(1) Gallium arsenide (GaAs) thin film solar cells.
Gallium arsenide (GaAs) is a typical III-V compound semiconductor material, an electronic material and photoelectric material second only to silicon, and an important thin-film solar cell material. It is stable in air and water vapor, insoluble in hydrochloric acid, but soluble in nitric acid and aqua regia. It can be oxidized above 600C, and chemical dissociation can occur above 800C. There are mainly covalent bonds between Ga and As atoms, but also some ionic bonds. The characteristics of gallium arsenide thin-film solar cells are: ①The theoretical efficiency of photoelectric conversion is higher than that of silicon cells, and the absorption rate of light is high. As long as the thickness is 3μm, it can absorb 95% of the solar energy, saving materials; ②High temperature resistance and resistance The radiation performance is better than that of silicon solar cells; ③In the same doping, the electrical internal resistance is small, and the energy consumption is small; ④The PN junction has high self-built electric field, high open circuit voltage, good spectral response characteristics and long service life. However, the preparation of gallium arsenide has high energy consumption, complex production equipment, long production cycle, and high cost. It was originally only used in aerospace engineering, but it is gradually being used in other fields. If two or more layers of gallium arsenide are superimposed together, a double-junction or multi-junction GaAs thin-film solar cell can be made, which can receive more solar energy spectrum and improve the photoelectric conversion efficiency. The photoelectric conversion efficiency can theoretically reach 40% , But the cost is too high. Currently researching high-efficiency and low-cost multi-junction GaAs thin-film solar cells.
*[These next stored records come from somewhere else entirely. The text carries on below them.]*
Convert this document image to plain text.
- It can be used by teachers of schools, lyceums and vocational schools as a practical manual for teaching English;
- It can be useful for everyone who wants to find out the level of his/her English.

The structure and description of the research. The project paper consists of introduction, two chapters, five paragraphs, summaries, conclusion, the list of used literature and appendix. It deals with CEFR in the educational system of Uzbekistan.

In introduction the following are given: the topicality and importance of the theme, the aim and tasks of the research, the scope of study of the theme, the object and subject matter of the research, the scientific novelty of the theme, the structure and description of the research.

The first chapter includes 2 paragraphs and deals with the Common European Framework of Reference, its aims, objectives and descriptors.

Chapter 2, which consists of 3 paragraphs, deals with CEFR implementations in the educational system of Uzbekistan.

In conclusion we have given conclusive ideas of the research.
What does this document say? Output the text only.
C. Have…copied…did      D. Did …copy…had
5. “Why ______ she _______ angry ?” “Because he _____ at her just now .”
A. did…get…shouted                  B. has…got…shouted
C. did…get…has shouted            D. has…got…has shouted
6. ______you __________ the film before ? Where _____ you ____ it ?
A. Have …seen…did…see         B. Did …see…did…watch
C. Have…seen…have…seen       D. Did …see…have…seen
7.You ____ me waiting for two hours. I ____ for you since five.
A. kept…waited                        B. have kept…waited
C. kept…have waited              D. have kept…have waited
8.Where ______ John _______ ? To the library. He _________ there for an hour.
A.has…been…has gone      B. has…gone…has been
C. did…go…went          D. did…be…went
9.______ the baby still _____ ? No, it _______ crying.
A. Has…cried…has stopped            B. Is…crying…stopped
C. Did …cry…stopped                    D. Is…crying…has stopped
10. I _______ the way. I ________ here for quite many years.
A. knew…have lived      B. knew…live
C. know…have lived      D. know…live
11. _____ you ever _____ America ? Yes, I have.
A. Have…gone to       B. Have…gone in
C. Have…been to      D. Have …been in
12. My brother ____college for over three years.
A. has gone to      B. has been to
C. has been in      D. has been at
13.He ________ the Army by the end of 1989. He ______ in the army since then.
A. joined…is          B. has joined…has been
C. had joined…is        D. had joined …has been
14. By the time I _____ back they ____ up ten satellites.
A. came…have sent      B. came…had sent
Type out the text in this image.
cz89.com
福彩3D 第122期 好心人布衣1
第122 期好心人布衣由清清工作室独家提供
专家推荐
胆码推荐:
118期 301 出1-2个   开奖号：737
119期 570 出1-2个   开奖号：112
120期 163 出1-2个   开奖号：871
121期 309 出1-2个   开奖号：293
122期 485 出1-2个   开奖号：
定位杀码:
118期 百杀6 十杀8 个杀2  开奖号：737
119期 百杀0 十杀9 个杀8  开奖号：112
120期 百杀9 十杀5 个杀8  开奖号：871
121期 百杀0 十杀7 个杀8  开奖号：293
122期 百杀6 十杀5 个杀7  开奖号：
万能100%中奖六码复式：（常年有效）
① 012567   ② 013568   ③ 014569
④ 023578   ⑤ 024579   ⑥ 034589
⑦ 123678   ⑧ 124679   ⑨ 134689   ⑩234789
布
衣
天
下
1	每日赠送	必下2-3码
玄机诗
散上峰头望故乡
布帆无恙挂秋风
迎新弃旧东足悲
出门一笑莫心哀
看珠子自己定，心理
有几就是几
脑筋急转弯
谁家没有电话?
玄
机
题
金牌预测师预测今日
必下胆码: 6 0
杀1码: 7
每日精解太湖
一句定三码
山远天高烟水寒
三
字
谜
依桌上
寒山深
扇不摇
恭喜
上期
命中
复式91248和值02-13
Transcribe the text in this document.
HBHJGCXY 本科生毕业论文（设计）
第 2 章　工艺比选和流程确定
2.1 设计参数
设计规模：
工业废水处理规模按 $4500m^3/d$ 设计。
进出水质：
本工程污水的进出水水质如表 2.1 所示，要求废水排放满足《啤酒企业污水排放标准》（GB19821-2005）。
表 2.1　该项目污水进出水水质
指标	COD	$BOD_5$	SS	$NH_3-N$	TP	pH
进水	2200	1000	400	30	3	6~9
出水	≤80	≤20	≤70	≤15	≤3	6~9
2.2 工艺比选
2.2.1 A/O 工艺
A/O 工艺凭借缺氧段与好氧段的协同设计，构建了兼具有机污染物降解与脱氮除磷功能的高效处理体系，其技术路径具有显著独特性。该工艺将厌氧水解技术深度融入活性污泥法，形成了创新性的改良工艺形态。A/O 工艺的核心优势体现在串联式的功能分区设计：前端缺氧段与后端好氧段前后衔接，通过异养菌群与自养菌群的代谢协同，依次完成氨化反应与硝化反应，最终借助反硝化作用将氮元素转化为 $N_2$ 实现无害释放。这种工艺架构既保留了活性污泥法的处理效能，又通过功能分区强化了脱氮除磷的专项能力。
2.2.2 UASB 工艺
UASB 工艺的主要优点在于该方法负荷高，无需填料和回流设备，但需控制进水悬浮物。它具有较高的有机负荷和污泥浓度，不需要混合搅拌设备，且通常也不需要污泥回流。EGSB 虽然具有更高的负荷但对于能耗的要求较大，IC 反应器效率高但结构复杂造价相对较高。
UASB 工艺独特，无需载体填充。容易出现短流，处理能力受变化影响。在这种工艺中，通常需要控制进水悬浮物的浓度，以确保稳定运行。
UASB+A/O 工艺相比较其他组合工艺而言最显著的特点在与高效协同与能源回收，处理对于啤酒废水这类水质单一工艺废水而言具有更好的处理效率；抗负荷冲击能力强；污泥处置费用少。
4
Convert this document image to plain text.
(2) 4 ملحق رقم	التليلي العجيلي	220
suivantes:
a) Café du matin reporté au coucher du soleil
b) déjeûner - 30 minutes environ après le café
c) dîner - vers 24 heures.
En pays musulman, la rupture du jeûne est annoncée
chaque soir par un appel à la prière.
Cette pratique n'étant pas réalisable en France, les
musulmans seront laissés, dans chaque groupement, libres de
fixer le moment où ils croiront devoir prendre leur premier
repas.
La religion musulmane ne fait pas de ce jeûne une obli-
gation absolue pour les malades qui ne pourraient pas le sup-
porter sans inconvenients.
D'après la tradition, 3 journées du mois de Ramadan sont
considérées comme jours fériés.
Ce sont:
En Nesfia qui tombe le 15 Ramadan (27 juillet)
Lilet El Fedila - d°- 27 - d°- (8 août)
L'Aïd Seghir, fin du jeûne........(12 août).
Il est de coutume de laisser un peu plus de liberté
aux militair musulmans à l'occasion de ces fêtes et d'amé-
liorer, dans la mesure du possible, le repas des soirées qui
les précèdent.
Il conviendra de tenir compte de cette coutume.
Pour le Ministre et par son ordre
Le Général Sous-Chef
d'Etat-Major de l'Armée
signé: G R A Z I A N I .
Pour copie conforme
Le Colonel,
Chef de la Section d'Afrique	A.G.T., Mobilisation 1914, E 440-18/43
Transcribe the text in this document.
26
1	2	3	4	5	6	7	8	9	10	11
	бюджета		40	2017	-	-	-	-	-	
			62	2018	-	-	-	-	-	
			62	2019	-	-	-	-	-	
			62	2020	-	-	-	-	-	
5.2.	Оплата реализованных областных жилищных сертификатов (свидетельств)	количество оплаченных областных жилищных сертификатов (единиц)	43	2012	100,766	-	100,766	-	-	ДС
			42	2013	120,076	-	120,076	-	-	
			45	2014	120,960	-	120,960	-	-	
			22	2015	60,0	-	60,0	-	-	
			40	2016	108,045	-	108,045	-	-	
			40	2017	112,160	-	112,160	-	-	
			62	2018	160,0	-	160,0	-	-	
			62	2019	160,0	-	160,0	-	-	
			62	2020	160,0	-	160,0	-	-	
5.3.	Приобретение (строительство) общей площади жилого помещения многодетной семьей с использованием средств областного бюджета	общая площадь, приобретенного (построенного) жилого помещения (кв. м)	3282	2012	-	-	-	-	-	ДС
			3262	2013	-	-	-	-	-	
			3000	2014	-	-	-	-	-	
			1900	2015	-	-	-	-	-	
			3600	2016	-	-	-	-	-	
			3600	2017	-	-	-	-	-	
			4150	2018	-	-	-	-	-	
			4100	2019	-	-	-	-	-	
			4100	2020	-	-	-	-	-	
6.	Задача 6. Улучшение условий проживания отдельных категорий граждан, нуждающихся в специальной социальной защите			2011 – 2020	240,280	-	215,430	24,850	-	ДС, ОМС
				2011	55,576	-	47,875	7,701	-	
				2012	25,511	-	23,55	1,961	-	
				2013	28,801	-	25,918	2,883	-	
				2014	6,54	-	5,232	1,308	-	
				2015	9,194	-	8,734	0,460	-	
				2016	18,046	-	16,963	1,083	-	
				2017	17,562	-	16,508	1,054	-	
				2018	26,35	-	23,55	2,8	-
(2) Cadmium telluride (CdTe) and cadmium sulfide (Cds) thin-film solar cells.
CdTe is a Ⅱ-VI compound semiconductor material. Its polycrystalline film has a band gap of 1.45 eV and a theoretical photoelectric conversion efficiency of about 29% (currently more than 16% in the laboratory). The preparation process is simple and it is a highly efficient, stable, Low-cost thin-film solar cell materials are easy to achieve large-scale production. CdTe is stable and non-toxic at room temperature, but the decomposed Cd and Te are toxic, waste gas and wastewater are difficult to treat, and Te is a rare metal that is more expensive and costly. Nevertheless, due to the high efficiency and low cost of CdTe, if it can solve the existing problems, it is still attractive in application. Cds is a direct band gap optoelectronic material, the gap energy band is about 2.4eV, and the light absorption coefficient is higher than 104~105cm-1. Cds is mainly used as an N-type semiconductor window material for thin-film solar cells, and can form a heterojunction with good performance with thin-film materials such as CdTe and CulnSea.
(3) CulnSe2 (CulnS2).
The ternary compound CulnSe2 (CIS) film material has a large light absorption coefficient, reaching 105cm-1, the forbidden bandwidth is 1.04eV, and the theoretical light-to-electric conversion efficiency reaches 25%~30%, which can be absorbed by only 1~2μm thick film 99% of sunlight can greatly reduce the cost of solar photovoltaic materials, and the development prospects are very good. The CulnSe2 in the solar cell has a chalcopyrite structure and is stable from room temperature to 800C. The rare element In in CulnSe2 is replaced by 1%~30% Ga to become CulnxGa1-xSe2 (CIGS). As the concentration of Ga increases, its band gap increases linearly from 1.02 to 1.68 eV. Using CIGS as an absorption layer can reduce costs and increase the efficiency of solar cells. Therefore, most of the current CulnSe2 solar cells are doped with Ga.